| name | dapp-architect |
| description | Designs decentralized apps from brief to production — user + trust-boundary mapping, contract architecture, client layer, indexing strategy, off-chain components, deployment pipeline, and ops. Use when starting a new dApp and needing a coherent plan before code, auditing an existing dApp for architectural gaps, or teaching a team to think through dApp design instead of stumbling into it. |
dApp Architect
End-to-end design playbook for decentralized apps. Bigger than "how to deploy a contract" or "how to integrate wagmi" — this is about how the pieces fit together into something operable.
When to use
- Starting a new dApp and needing a coherent plan before the first PR.
- Reviewing an existing dApp for architectural gaps — missing indexing, fragile deploys, no off-chain fallbacks, observability blind spots.
- Teaching a team to think through design holistically instead of stumbling into pieces.
- Preparing an RFC / grant proposal / pitch deck where architecture credibility matters.
Before you start
The architect's first job is to establish what's actually being built. These must be pinned down before architecture:
- The problem in one sentence. If you can't state it, there isn't a dApp yet — keep iterating on the brief.
- The user. Who are they. What wallet. What chain. What device. Technical literacy.
- The economic model. Who pays for what — gas, platform fees, subscriptions, mint costs, rev share.
- The trust assumptions. What's on-chain because it must be trustless. What's off-chain because it'd be absurd on-chain.
- Timeline and team. What's shippable in 3 months with 2 engineers vs 12 months with 8. Architecture scales to team size, not ambition.
Without these, architecture is fiction.
The 6-phase workflow
The phases are sequential but iterative. Expect to loop back. Don't rush past an unresolved phase.
- Brief → spec. Turn a vague idea into a buildable document. brief-to-spec.md
- Users → trust boundaries. Map who does what and where the trust line sits. Everything downstream follows. trust-boundaries.md
- Contract layer. What contracts exist, how they relate, upgrade strategy, event design, interfaces to the rest of the system. contract-layer.md
- Client layer. Frontend, wallet integration, state, caching, error UX, multi-chain handling. client-layer.md
- Indexing + events. How the world reads your chain state. Subgraph, custom indexer, direct RPC — when each is right. indexing-and-events.md
- Off-chain services. Backend, keepers, notifications, Discord/social layer — when you need each. off-chain-services.md
- Deployment + ops. Local → testnet → mainnet. Upgrades, multi-chain, observability, incident runbooks. deployment-and-ops.md
(Yes, that's 7 phases. Brief → spec sits as phase 0 in most teams' minds; numbering them 1–7 is clearer for review.)
Non-negotiable rules
- Decide trust boundaries before writing any code. Every on-chain piece of state is expensive; every off-chain piece requires trust in operators. Pick deliberately.
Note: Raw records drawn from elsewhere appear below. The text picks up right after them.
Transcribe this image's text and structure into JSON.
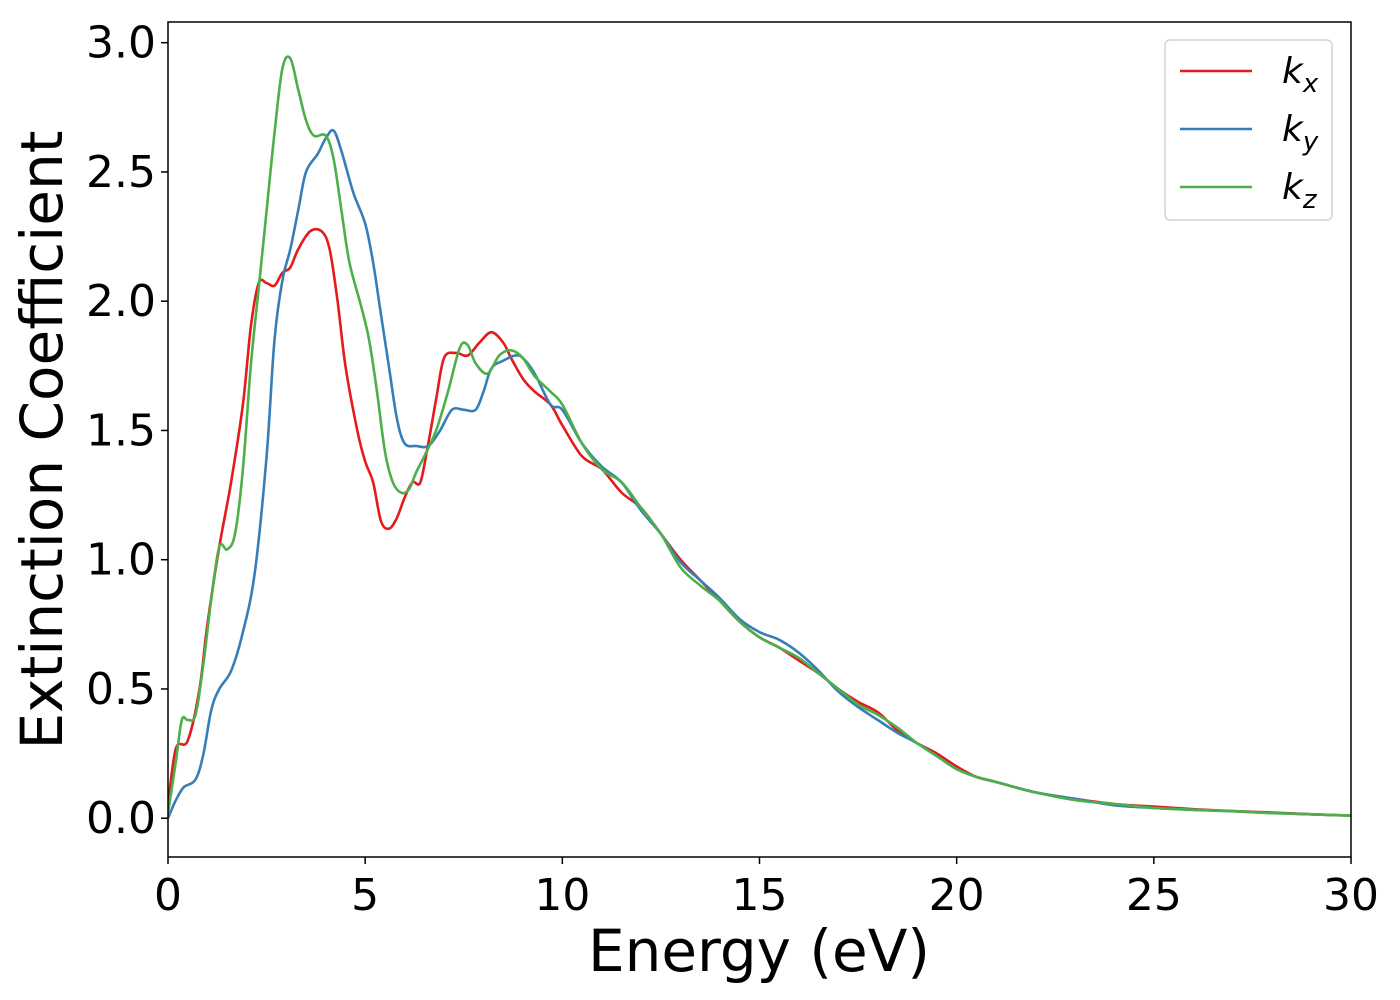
{
  "chart_data": {
    "type": "line",
    "title": "",
    "xlabel": "Energy (eV)",
    "ylabel": "Extinction Coefficient",
    "xlim": [
      0,
      30
    ],
    "ylim": [
      -0.15,
      3.08
    ],
    "xticks": [
      0,
      5,
      10,
      15,
      20,
      25,
      30
    ],
    "xtick_labels": [
      "0",
      "5",
      "10",
      "15",
      "20",
      "25",
      "30"
    ],
    "yticks": [
      0.0,
      0.5,
      1.0,
      1.5,
      2.0,
      2.5,
      3.0
    ],
    "ytick_labels": [
      "0.0",
      "0.5",
      "1.0",
      "1.5",
      "2.0",
      "2.5",
      "3.0"
    ],
    "grid": false,
    "legend_position": "top-right",
    "series": [
      {
        "name": "k_x",
        "legend_base": "k",
        "legend_sub": "x",
        "color": "#e41a1c",
        "x": [
          0,
          0.2,
          0.5,
          0.8,
          1.0,
          1.3,
          1.6,
          1.9,
          2.1,
          2.3,
          2.5,
          2.7,
          2.9,
          3.1,
          3.3,
          3.6,
          3.9,
          4.1,
          4.3,
          4.5,
          4.8,
          5.0,
          5.2,
          5.4,
          5.6,
          5.8,
          6.0,
          6.2,
          6.4,
          6.6,
          6.8,
          7.0,
          7.3,
          7.6,
          7.9,
          8.2,
          8.5,
          8.7,
          9.0,
          9.3,
          9.7,
          10.0,
          10.5,
          11.0,
          11.5,
          12.0,
          12.5,
          13.0,
          13.5,
          14.0,
          14.5,
          15.0,
          15.5,
          16.0,
          16.5,
          17.0,
          17.5,
          18.0,
          18.5,
          19.0,
          19.5,
          20.0,
          20.5,
          21.0,
          22.0,
          23.0,
          24.0,
          25.0,
          26.0,
          27.0,
          28.0,
          29.0,
          30.0
        ],
        "y": [
          0.05,
          0.27,
          0.3,
          0.5,
          0.75,
          1.05,
          1.3,
          1.6,
          1.9,
          2.07,
          2.07,
          2.06,
          2.11,
          2.13,
          2.2,
          2.27,
          2.27,
          2.2,
          2.0,
          1.75,
          1.5,
          1.38,
          1.3,
          1.15,
          1.12,
          1.16,
          1.24,
          1.3,
          1.3,
          1.45,
          1.62,
          1.78,
          1.8,
          1.79,
          1.84,
          1.88,
          1.84,
          1.78,
          1.7,
          1.65,
          1.6,
          1.52,
          1.4,
          1.35,
          1.26,
          1.2,
          1.1,
          1.0,
          0.92,
          0.84,
          0.76,
          0.7,
          0.66,
          0.61,
          0.56,
          0.5,
          0.45,
          0.41,
          0.34,
          0.29,
          0.25,
          0.2,
          0.16,
          0.14,
          0.1,
          0.075,
          0.055,
          0.045,
          0.035,
          0.028,
          0.022,
          0.015,
          0.01
        ]
      },
      {
        "name": "k_y",
        "legend_base": "k",
        "legend_sub": "y",
        "color": "#377eb8",
        "x": [
          0,
          0.2,
          0.4,
          0.7,
          0.9,
          1.1,
          1.3,
          1.6,
          1.9,
          2.2,
          2.5,
          2.7,
          2.9,
          3.1,
          3.3,
          3.5,
          3.8,
          4.0,
          4.2,
          4.4,
          4.7,
          5.0,
          5.2,
          5.4,
          5.6,
          5.8,
          6.0,
          6.3,
          6.6,
          6.9,
          7.2,
          7.5,
          7.8,
          8.0,
          8.2,
          8.5,
          8.8,
          9.0,
          9.3,
          9.7,
          10.0,
          10.5,
          11.0,
          11.5,
          12.0,
          12.5,
          13.0,
          13.5,
          14.0,
          14.5,
          15.0,
          15.5,
          16.0,
          16.5,
          17.0,
          17.5,
          18.0,
          18.5,
          19.0,
          19.5,
          20.0,
          20.5,
          21.0,
          22.0,
          23.0,
          24.0,
          25.0,
          26.0,
          27.0,
          28.0,
          29.0,
          30.0
        ],
        "y": [
          0.0,
          0.07,
          0.12,
          0.15,
          0.25,
          0.42,
          0.5,
          0.57,
          0.72,
          0.95,
          1.4,
          1.85,
          2.08,
          2.2,
          2.35,
          2.5,
          2.57,
          2.63,
          2.66,
          2.58,
          2.42,
          2.3,
          2.15,
          1.95,
          1.75,
          1.55,
          1.45,
          1.44,
          1.44,
          1.5,
          1.58,
          1.58,
          1.58,
          1.65,
          1.74,
          1.77,
          1.79,
          1.78,
          1.72,
          1.6,
          1.58,
          1.45,
          1.36,
          1.3,
          1.19,
          1.1,
          0.99,
          0.92,
          0.85,
          0.77,
          0.72,
          0.69,
          0.64,
          0.57,
          0.49,
          0.43,
          0.38,
          0.33,
          0.29,
          0.24,
          0.19,
          0.16,
          0.14,
          0.1,
          0.075,
          0.05,
          0.04,
          0.032,
          0.027,
          0.02,
          0.015,
          0.01
        ]
      },
      {
        "name": "k_z",
        "legend_base": "k",
        "legend_sub": "z",
        "color": "#4daf4a",
        "x": [
          0,
          0.2,
          0.35,
          0.5,
          0.7,
          0.9,
          1.1,
          1.3,
          1.5,
          1.7,
          1.9,
          2.1,
          2.3,
          2.5,
          2.7,
          2.9,
          3.1,
          3.3,
          3.5,
          3.7,
          4.0,
          4.2,
          4.4,
          4.6,
          4.9,
          5.1,
          5.3,
          5.5,
          5.7,
          5.9,
          6.1,
          6.3,
          6.5,
          6.8,
          7.1,
          7.4,
          7.6,
          7.8,
          8.1,
          8.4,
          8.7,
          9.0,
          9.3,
          9.7,
          10.0,
          10.5,
          11.0,
          11.5,
          12.0,
          12.5,
          13.0,
          13.5,
          14.0,
          14.5,
          15.0,
          15.5,
          16.0,
          16.5,
          17.0,
          17.5,
          18.0,
          18.5,
          19.0,
          19.5,
          20.0,
          20.5,
          21.0,
          22.0,
          23.0,
          24.0,
          25.0,
          26.0,
          27.0,
          28.0,
          29.0,
          30.0
        ],
        "y": [
          0.02,
          0.22,
          0.38,
          0.38,
          0.4,
          0.6,
          0.85,
          1.05,
          1.04,
          1.1,
          1.35,
          1.75,
          2.05,
          2.35,
          2.65,
          2.9,
          2.94,
          2.82,
          2.7,
          2.64,
          2.64,
          2.55,
          2.35,
          2.15,
          1.98,
          1.85,
          1.65,
          1.42,
          1.3,
          1.26,
          1.27,
          1.34,
          1.4,
          1.5,
          1.65,
          1.82,
          1.83,
          1.76,
          1.72,
          1.79,
          1.81,
          1.78,
          1.71,
          1.65,
          1.6,
          1.45,
          1.35,
          1.3,
          1.2,
          1.1,
          0.97,
          0.9,
          0.84,
          0.76,
          0.7,
          0.66,
          0.62,
          0.56,
          0.5,
          0.44,
          0.4,
          0.35,
          0.29,
          0.24,
          0.19,
          0.16,
          0.14,
          0.1,
          0.07,
          0.055,
          0.04,
          0.033,
          0.027,
          0.02,
          0.015,
          0.01
        ]
      }
    ]
  }
}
- Design events before functions. Indexers, bots, and frontends all consume events. Bad event design cascades across everything downstream.
- Assume RPCs fail. A dApp that breaks when Alchemy blips isn't a dApp — it's a fair-weather demo. Plan for fallback RPCs or degraded modes.
- Index the minimum, at the latest moment you can. Over-indexing hurts ops and cost; under-indexing hurts UX. Find the specific line per use case.
- Upgradeability is a cost, not a feature. Upgradeable contracts need storage discipline, timelock governance, and audit on every upgrade. Default immutable; opt into upgradeable only when there's a specific reason.
- Multi-chain is a product decision, not a technical one. Every extra chain doubles ops work. Add chains only when users actually need them.
- Testnet is a lie. Behavior on mainnet differs — MEV, gas, rent, validator behavior. Plan a "mainnet beta" phase before general release.
- Observability ships with the first contract. You should know within 60 seconds if contracts start reverting, if RPCs slow, if the indexer lags. Retrofitting observability is always harder than shipping it.
- Design for rollback. Every deploy has a plan B. Every contract has a circuit breaker or a migration path. Every frontend has a feature flag.
References
- Brief → spec — turning an idea into a buildable document. Questions to ask, gaps to surface, artifacts to produce.
- Trust boundaries — who trusts what. The map that drives every downstream architecture decision.
- Contract layer — what contracts exist, upgrade strategy, factory/registry patterns, event design, interfaces to the rest of the system.
- Client layer — frontend, wallet integration, state management, caching, error UX, multi-chain handling.
- Indexing + events — how to read on-chain state. Subgraph vs custom indexer vs RPC polling. Real-time vs historical. Backfill.
- Off-chain services — backend, keepers, notification systems, Discord/social layer. When each is needed and when it isn't.
- Deployment + ops — local → testnet → mainnet. Upgrades, multi-chain coordination, observability, incident runbooks.